Property industry calls for more Land Registry support and green incentives ahead of Autumn Budget

The chancellor of the exchequer, Rishi Sunak, is set to present this year’s Autumn Budget and Spending Review in parliament on 27th October.

Ahead of the speech on Wednesday, Brydg has sent an official letter to the chancellor and the secretary of state for business, energy and industrial strategy, Kwasi Kwarteng, calling for substantially better funding of the Land Registry and, if necessary, for the government to reconsider the idea of privatisation.

According to the specialist lender, the allocation of additional funds to the Land Registry could enhance localised knowledge and transparency, as well as tackle housing shortages and offer large benefits to the real estate industry and wider economy.

Peter Matthews, director at Brydg, said: “Real estate development, especially the repurposing of older housing stock, is vital to UK economic growth.

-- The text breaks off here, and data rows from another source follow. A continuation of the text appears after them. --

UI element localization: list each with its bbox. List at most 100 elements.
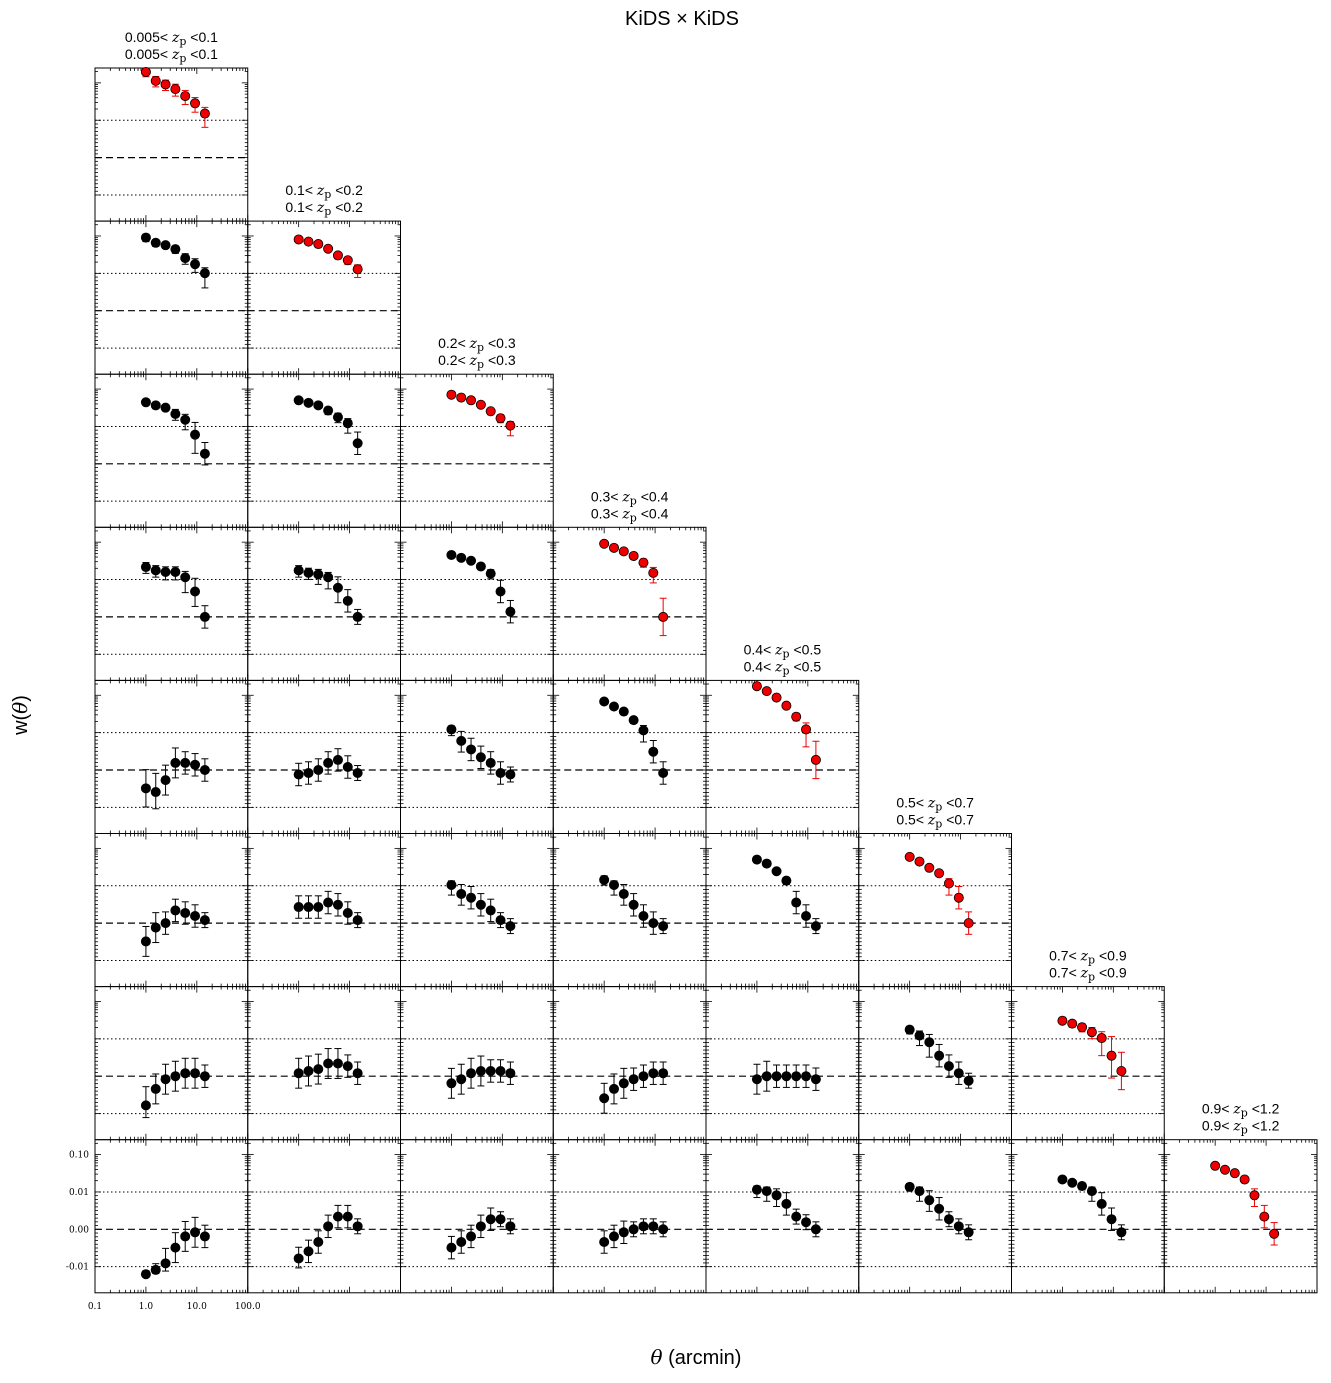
- panel-5-5: 0.5< zp <0.70.5< zp <0.7: [858, 795, 1012, 988]
- data-point: [456, 1237, 467, 1248]
- data-point: [628, 1224, 639, 1235]
- data-point: [1106, 1050, 1117, 1061]
- data-point: [170, 1071, 181, 1082]
- z-subscript: p: [630, 494, 637, 507]
- data-point: [466, 395, 477, 406]
- data-point: [771, 1071, 782, 1082]
- data-point: [303, 767, 314, 778]
- data-point: [323, 757, 334, 768]
- data-point: [904, 1024, 915, 1035]
- data-point: [904, 851, 915, 862]
- panel-frame: [858, 986, 1012, 1141]
- data-point: [352, 1221, 363, 1232]
- data-point: [323, 1221, 334, 1232]
- bin-high: <0.7: [942, 812, 974, 828]
- data-point: [160, 918, 171, 929]
- panel-5-0: [94, 833, 249, 988]
- data-point: [446, 389, 457, 400]
- data-point: [170, 1242, 181, 1253]
- data-point: [475, 752, 486, 763]
- data-point: [801, 1071, 812, 1082]
- data-point: [170, 757, 181, 768]
- data-point: [914, 1030, 925, 1041]
- data-point: [495, 915, 506, 926]
- data-point: [140, 1269, 151, 1280]
- data-point: [313, 400, 324, 411]
- data-point: [352, 611, 363, 622]
- panel-frame: [247, 526, 401, 681]
- data-point: [190, 1068, 201, 1079]
- data-point: [638, 725, 649, 736]
- data-point: [1096, 1033, 1107, 1044]
- panel-frame: [94, 679, 249, 835]
- data-point: [658, 921, 669, 932]
- z-symbol: z: [927, 796, 936, 812]
- data-point: [323, 572, 334, 583]
- data-point: [495, 767, 506, 778]
- data-point: [303, 567, 314, 578]
- data-point: [628, 899, 639, 910]
- data-point: [810, 921, 821, 932]
- bin-low: 0.3<: [591, 505, 623, 521]
- y-axis-label-prefix: w(: [10, 713, 32, 735]
- data-point: [342, 418, 353, 429]
- data-point: [160, 1258, 171, 1269]
- bin-high: <0.9: [1095, 965, 1127, 981]
- data-point: [648, 918, 659, 929]
- data-point: [791, 711, 802, 722]
- data-point: [170, 567, 181, 578]
- data-point: [648, 1221, 659, 1232]
- bin-low: 0.2<: [438, 352, 470, 368]
- data-point: [140, 562, 151, 573]
- data-point: [751, 1074, 762, 1085]
- data-point: [648, 567, 659, 578]
- z-subscript: p: [477, 341, 484, 354]
- data-point: [1116, 1065, 1127, 1076]
- data-point: [475, 399, 486, 410]
- data-point: [293, 234, 304, 245]
- bin-low: 0.5<: [896, 795, 928, 811]
- data-point: [608, 701, 619, 712]
- y-tick-label: 0.00: [69, 1225, 89, 1235]
- data-point: [456, 735, 467, 746]
- bin-high: <0.2: [331, 199, 363, 215]
- z-subscript: p: [1088, 971, 1095, 984]
- data-point: [160, 775, 171, 786]
- data-point: [140, 783, 151, 794]
- bin-high: <0.3: [484, 335, 516, 351]
- bin-low: 0.1<: [285, 182, 317, 198]
- data-point: [332, 1058, 343, 1069]
- data-point: [446, 549, 457, 560]
- panel-title-line-2: 0.005< zp <0.1: [125, 46, 218, 65]
- bin-low: 0.005<: [125, 29, 172, 45]
- data-point: [190, 586, 201, 597]
- data-point: [323, 243, 334, 254]
- panel-title-line-2: 0.7< zp <0.9: [1049, 965, 1127, 984]
- data-point: [293, 902, 304, 913]
- z-subscript: p: [935, 818, 942, 831]
- data-point: [313, 1064, 324, 1075]
- data-point: [342, 762, 353, 773]
- z-subscript: p: [179, 52, 186, 65]
- panel-7-0: 0.1 1.0 10.0 100.0 -0.01 0.00 0.01 0.10: [66, 1139, 261, 1312]
- data-point: [638, 1221, 649, 1232]
- y-tick-label: 0.01: [69, 1188, 89, 1198]
- data-point: [771, 866, 782, 877]
- data-point: [190, 98, 201, 109]
- data-point: [628, 1074, 639, 1085]
- data-point: [466, 1068, 477, 1079]
- bin-high: <0.5: [790, 641, 822, 657]
- data-point: [943, 1061, 954, 1072]
- data-point: [446, 1242, 457, 1253]
- data-point: [599, 1093, 610, 1104]
- panel-title-line-1: 0.005< zp <0.1: [125, 29, 218, 48]
- panel-title-line-2: 0.4< zp <0.5: [744, 658, 822, 677]
- data-point: [599, 538, 610, 549]
- bin-low: 0.3<: [591, 488, 623, 504]
- z-symbol: z: [774, 659, 783, 675]
- data-point: [180, 572, 191, 583]
- data-point: [1086, 1027, 1097, 1038]
- panel-frame: [552, 1139, 707, 1294]
- data-point: [963, 918, 974, 929]
- data-point: [638, 557, 649, 568]
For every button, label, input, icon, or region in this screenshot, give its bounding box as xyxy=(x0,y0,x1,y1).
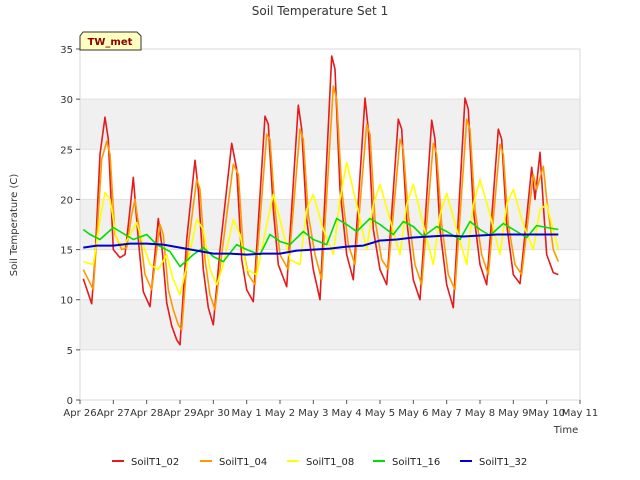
series-lines xyxy=(82,55,560,346)
legend-item-soilt1-08: SoilT1_08 xyxy=(287,457,354,468)
legend-item-soilt1-32: SoilT1_32 xyxy=(460,457,527,468)
y-tick-label: 35 xyxy=(60,45,73,56)
y-axis-label: Soil Temperature (C) xyxy=(9,174,20,277)
series-line-soilt1-32 xyxy=(83,233,559,256)
station-badge: TW_met xyxy=(79,31,142,51)
x-tick-label: May 7 xyxy=(432,408,462,419)
grid-band xyxy=(80,299,580,350)
legend-item-soilt1-04: SoilT1_04 xyxy=(200,457,267,468)
x-tick-label: May 5 xyxy=(365,408,395,419)
y-axis-ticks: 0 5 10 15 20 25 30 35 xyxy=(60,45,80,407)
legend-label: SoilT1_04 xyxy=(219,457,267,468)
plot-border xyxy=(79,48,581,401)
station-badge-label: TW_met xyxy=(88,37,133,48)
series-line-soilt1-02 xyxy=(82,55,559,346)
y-tick-label: 0 xyxy=(67,396,73,407)
y-tick-label: 20 xyxy=(60,195,73,206)
y-tick-label: 30 xyxy=(60,95,73,106)
y-tick-label: 5 xyxy=(67,346,73,357)
x-tick-label: May 8 xyxy=(465,408,495,419)
x-tick-label: Apr 29 xyxy=(163,408,196,419)
x-axis-ticks: Apr 26 Apr 27 Apr 28 Apr 29 Apr 30 May 1 May 2… xyxy=(63,400,598,419)
x-tick-label: May 3 xyxy=(298,408,328,419)
legend-label: SoilT1_16 xyxy=(392,457,440,468)
legend-label: SoilT1_32 xyxy=(479,457,527,468)
legend: SoilT1_02 SoilT1_04 SoilT1_08 SoilT1_16 Soil… xyxy=(112,457,527,468)
x-tick-label: Apr 27 xyxy=(97,408,130,419)
chart-title: Soil Temperature Set 1 xyxy=(252,4,388,18)
x-tick-label: Apr 28 xyxy=(130,408,163,419)
x-tick-label: May 2 xyxy=(265,408,295,419)
station-badge-shape xyxy=(79,31,142,51)
series-line-soilt1-04 xyxy=(82,85,560,331)
legend-item-soilt1-02: SoilT1_02 xyxy=(112,457,179,468)
series-line-soilt1-16 xyxy=(82,217,559,268)
y-tick-label: 15 xyxy=(60,246,73,257)
x-tick-label: Apr 30 xyxy=(197,408,230,419)
series-line-soilt1-08 xyxy=(83,161,560,296)
y-tick-label: 10 xyxy=(60,296,73,307)
legend-label: SoilT1_08 xyxy=(306,457,354,468)
x-axis-label: Time xyxy=(553,425,578,436)
x-tick-label: May 10 xyxy=(528,408,565,419)
x-tick-label: May 6 xyxy=(398,408,428,419)
x-tick-label: Apr 26 xyxy=(63,408,96,419)
legend-item-soilt1-16: SoilT1_16 xyxy=(373,457,440,468)
x-tick-label: May 9 xyxy=(498,408,528,419)
x-tick-label: May 11 xyxy=(562,408,599,419)
x-tick-label: May 4 xyxy=(332,408,362,419)
x-tick-label: May 1 xyxy=(232,408,262,419)
legend-label: SoilT1_02 xyxy=(131,457,179,468)
y-tick-label: 25 xyxy=(60,145,73,156)
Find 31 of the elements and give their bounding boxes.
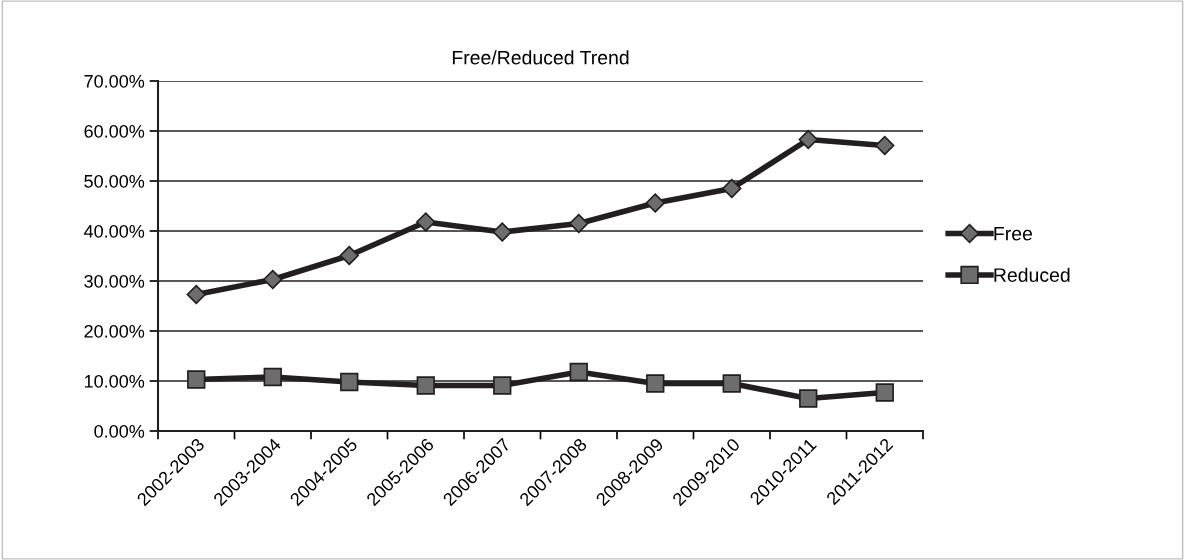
y-tick-label: 50.00%: [84, 174, 145, 188]
y-tick-label: 20.00%: [84, 324, 145, 338]
y-tick-label: 70.00%: [84, 74, 145, 88]
legend-label: Free: [994, 226, 1032, 241]
point: [569, 362, 588, 382]
point: [187, 370, 206, 389]
point: [339, 245, 359, 266]
point: [799, 389, 818, 408]
point: [340, 372, 359, 392]
point: [263, 367, 282, 387]
chart-title: Free/Reduced Trend: [452, 50, 629, 65]
point: [646, 374, 665, 393]
point: [492, 222, 512, 242]
point: [798, 129, 818, 150]
point: [875, 135, 895, 156]
point: [875, 383, 894, 402]
y-tick-label: 60.00%: [84, 124, 145, 138]
y-tick-label: 40.00%: [83, 224, 145, 238]
y-tick-label: 0.00%: [94, 424, 145, 438]
point: [569, 213, 589, 234]
point: [722, 178, 742, 199]
point: [493, 376, 512, 395]
point: [416, 376, 435, 395]
y-tick-label: 10.00%: [84, 374, 145, 388]
point: [186, 284, 206, 305]
point: [722, 374, 741, 393]
y-tick-label: 30.00%: [84, 274, 145, 288]
point: [263, 269, 283, 290]
point: [645, 193, 665, 213]
point: [416, 212, 436, 232]
legend-label: Reduced: [994, 267, 1070, 282]
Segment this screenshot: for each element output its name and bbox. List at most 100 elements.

“Most property redevelopment is funded through secured borrowings against that property which requires Land Registry authentication of ownership; Land Registry therefore holds the key to unlocking property redevelopment and the UK’s future economic prospects.

“Helping Land Registry to meet its capabilities more swiftly will tackle housing shortages and will be enormously beneficial to the real estate industry as well as to the wider economy. 

“Greater knowledge more swiftly delivered about real estate transactions will help transparency, reduce fraud, and allow more efficient capital allocation.”

Other specialist finance experts have also shared their views in terms of what they wish the Autumn Budget would address.

Jeremy Leaf, north London estate agent and a former RICS residential chairman; and John Eastgate, managing director of property finance at Shawbrook Bank, have both called for the chancellor to review and rethink the current planning process.

“We must try to improve delivery by making the planning system work more efficiently and transparently, including modernising Section 106 and Community Infrastructure Levy (CIL) charges so they don't become an obstacle,” said Jeremy.

John added: “After being promised the biggest shake up to the property market for a generation, expected changes to the planning process have since been scrapped, leaving the door open for a revised approach from the new housing minister

“It’s nothing new to say that the UK has a chronic lack of housing; the government must make it easier for smaller developers and individuals to build on viable land in order to meet current demands. 

“A crucial part of this, and what we need to see from the chancellor, is a commitment to supporting the long overdue changes to the planning process. 

“The property market can have a key role to play in the government’s levelling up agenda, but only if it’s given the right tools to do so.”

Both Jeremy and John have also highlighted the need for more green incentives, in addition to more information and practical guidance to fully support landlords, investors and homeowners to transition to sustainable and energy-efficient ways of heating their home or making improvements to a property.

“Good EPC ratings are still not a high enough priority for aspiring or existing homeowners, but tax breaks might increase energy efficiency and retrofitting, supported by green mortgages and more generous green homes grants,” explained Jeremy.

“However, it's important to not reduce the value or saleability of older, unmodernised properties or discourage their improvement.

“The £5,000 grant for heat pumps to replace old gas boilers is a good start, but needs to be backed up by further information about installation, maintenance and insulation. 

“One size will clearly not fit all, as owners and landlords will spend a higher proportion of a property's value on this work in different parts of the country.”

According to Jeremy, the chancellor will need to look at measures to increase housing supply, including incentivising local authorities to build their own affordable housing.

“More transactions are not just good news for the property market, but for the country's job and social mobility,” he stated.

“Lack of stock is deterring activity which cannot be good for first-time buyers in particular — the lifeblood of the market.

“Additional tax breaks for 'right-sizing' and bringing empty properties back into use would be welcome to help address the shortage of affordable homes for the growing number of over-65s.

“Further details of leasehold reform and zero ground rents for existing, as well as brand new properties, not just as part of levelling up, would be another way of increasing supply and activity.

“Build to rent and BTL provide a very useful contribution at all stages of the home-moving journey, so [they] require continuing support.”

Meanwhile, John calls for the government to introduce a cut to inheritance tax for those looking to downsize.

“As well as incentivising large homeowners to move into more manageable properties and freeing up bigger family homes across the market to help younger generations, it would also allow families to hold on to more of their accrued wealth and pass it on to loved ones, so they too can build a deposit to buy their own home.”

Ed Rimmer, CEO at Time Finance, believes the chancellor must also focus on ways to accelerate SME growth.

“We have seen some incredible signs of recovery and growth among our clients, the majority of whom have come out of the pandemic fighting; they are investing for growth, expanding their workforce, and investing in new products and services — all of that will be put in jeopardy if the government does not put the correct systems in place.”

According to Ed, the survival of small businesses and the UK’s continued economic recovery relies on two measures: safeguarding taxes on small businesses — including an extension to the retail rates relief — and investing in skills training to counteract the current gap, particularly in the construction sector.